Print supplements enrich online publications

Newspapers! (Wikimedia Commons: SusanLesch)

Newspapers! (Wikimedia Commons: SusanLesch)

Ann Friedman at Columbia Journalism Review urges us to turn all death-of-print conversations into ones about process, since, she says, print is not dead but has just lost its primacy. She points to a recent piece in Flavorwire that praises “the rise of the artisanal magazine,” a sort of ode to the ability of certain publishers to keep an audience with print mags that have an aesthetic quality to them.

Friedman claims that web-only publications hold readers less strongly than those that manage to blend print and digital content. The teen magazine Rookie, for example, released a print collector’s item component to diehard readers.

Perhaps this conclusion will transcend the nostalgia for print and the simpleton takedowns of online journalism from the less-informed.

Chris Chase the Determined Blogger of the Future?

(Wikimedia Commons: Cortega9)

Online journalists take a special kind of abuse, especially when they willingly throw around controversial opinions like elbows.  CJR discusses Chris Chase, who they dub “the most hated blogger in America.” Chase, 31, a former elementary school teacher, writes about sports differently than other sportswriters (if you want to call Chase a sportswriter instead of that derogatory term “blogger”).  He writes, for instance, about Tim Tebow’s muscles.

“Chris Chase is the Nickelback of sportswriters,” one of Chase’s critics wrote.  “He is this polarizing force of terribleness that no one can get rid of.”

While print journalists have always insulted each other, the Internet gives us the opportunity to field abuse from the hoi polloi. Abuse, you might say, has no constructive purpose. The complaint about the blogosphere has always been that it allows for too many feeble writers to spout off at will. But perhaps Internet trolling helps to weed out those “bloggers” who don’t have Chase’s fortitude. After all, solid journalism comes in no small part from determination.

Longform Print Journalism Adapts to Success of Longform Online Journalism

An old issue of The Virginian Pilot. (Flickr Creative Commons: Jesse757)

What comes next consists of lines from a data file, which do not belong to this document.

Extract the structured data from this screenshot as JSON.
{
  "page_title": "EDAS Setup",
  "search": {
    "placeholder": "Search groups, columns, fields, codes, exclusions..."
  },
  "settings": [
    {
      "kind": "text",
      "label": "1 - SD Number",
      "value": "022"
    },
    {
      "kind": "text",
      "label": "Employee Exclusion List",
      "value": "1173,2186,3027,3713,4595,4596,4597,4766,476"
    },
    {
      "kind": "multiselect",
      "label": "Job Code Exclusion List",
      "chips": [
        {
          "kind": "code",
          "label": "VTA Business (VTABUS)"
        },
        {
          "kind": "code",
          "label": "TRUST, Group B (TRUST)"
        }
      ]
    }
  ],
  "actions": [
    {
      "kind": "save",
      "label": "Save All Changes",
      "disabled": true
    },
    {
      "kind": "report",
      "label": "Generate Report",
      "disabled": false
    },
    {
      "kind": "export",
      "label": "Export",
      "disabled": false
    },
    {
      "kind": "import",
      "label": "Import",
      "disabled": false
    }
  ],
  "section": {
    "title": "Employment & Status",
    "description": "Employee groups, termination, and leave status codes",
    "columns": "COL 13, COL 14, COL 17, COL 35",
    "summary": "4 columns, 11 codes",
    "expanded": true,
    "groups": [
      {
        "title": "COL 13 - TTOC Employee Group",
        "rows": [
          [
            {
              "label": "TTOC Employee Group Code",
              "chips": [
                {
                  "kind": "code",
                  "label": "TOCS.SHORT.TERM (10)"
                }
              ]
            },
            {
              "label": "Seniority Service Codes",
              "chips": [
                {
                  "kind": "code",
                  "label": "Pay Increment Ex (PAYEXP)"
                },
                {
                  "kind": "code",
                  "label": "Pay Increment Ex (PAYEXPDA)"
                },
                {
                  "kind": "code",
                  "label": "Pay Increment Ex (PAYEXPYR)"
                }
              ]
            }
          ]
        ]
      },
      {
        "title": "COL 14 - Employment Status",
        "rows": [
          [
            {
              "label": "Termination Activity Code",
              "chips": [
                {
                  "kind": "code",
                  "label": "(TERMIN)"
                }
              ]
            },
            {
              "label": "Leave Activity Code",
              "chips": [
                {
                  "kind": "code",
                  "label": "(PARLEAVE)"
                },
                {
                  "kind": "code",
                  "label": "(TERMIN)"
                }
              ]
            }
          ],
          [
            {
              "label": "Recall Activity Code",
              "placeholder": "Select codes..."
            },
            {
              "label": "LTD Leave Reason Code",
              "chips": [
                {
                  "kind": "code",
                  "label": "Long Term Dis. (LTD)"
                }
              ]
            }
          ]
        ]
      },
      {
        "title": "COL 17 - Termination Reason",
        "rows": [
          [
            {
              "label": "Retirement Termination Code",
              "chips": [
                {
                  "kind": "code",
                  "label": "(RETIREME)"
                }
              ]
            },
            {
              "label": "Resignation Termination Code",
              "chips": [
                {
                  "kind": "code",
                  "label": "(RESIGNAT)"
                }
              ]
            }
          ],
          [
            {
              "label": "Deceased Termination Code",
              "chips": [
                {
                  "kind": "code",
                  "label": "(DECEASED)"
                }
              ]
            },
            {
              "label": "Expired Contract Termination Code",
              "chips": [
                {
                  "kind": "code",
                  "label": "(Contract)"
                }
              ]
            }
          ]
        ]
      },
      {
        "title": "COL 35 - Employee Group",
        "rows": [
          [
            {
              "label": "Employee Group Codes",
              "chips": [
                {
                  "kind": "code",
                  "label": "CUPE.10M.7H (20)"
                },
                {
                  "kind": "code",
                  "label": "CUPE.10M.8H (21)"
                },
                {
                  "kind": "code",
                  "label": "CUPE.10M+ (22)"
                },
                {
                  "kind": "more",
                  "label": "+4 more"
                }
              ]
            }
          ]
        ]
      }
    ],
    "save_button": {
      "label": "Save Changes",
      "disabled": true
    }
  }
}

While most of the media world considers the ethics of the New York Post’s recent front-page photograph, Mallary Jean Tenore at Poynter meditated on “longform journalism.”  By all accounts, longform has found a home online despite original worries it would be killed by readers’ unwillingness to read it on a screen.

Tenore’s piece (“Longform journalism morphs in print as it finds a new home”) looks at how The Virginian Pilot has stretched longform journalism across print, online and booklet formats.  The Pilot apparently found a way to make money from this technique.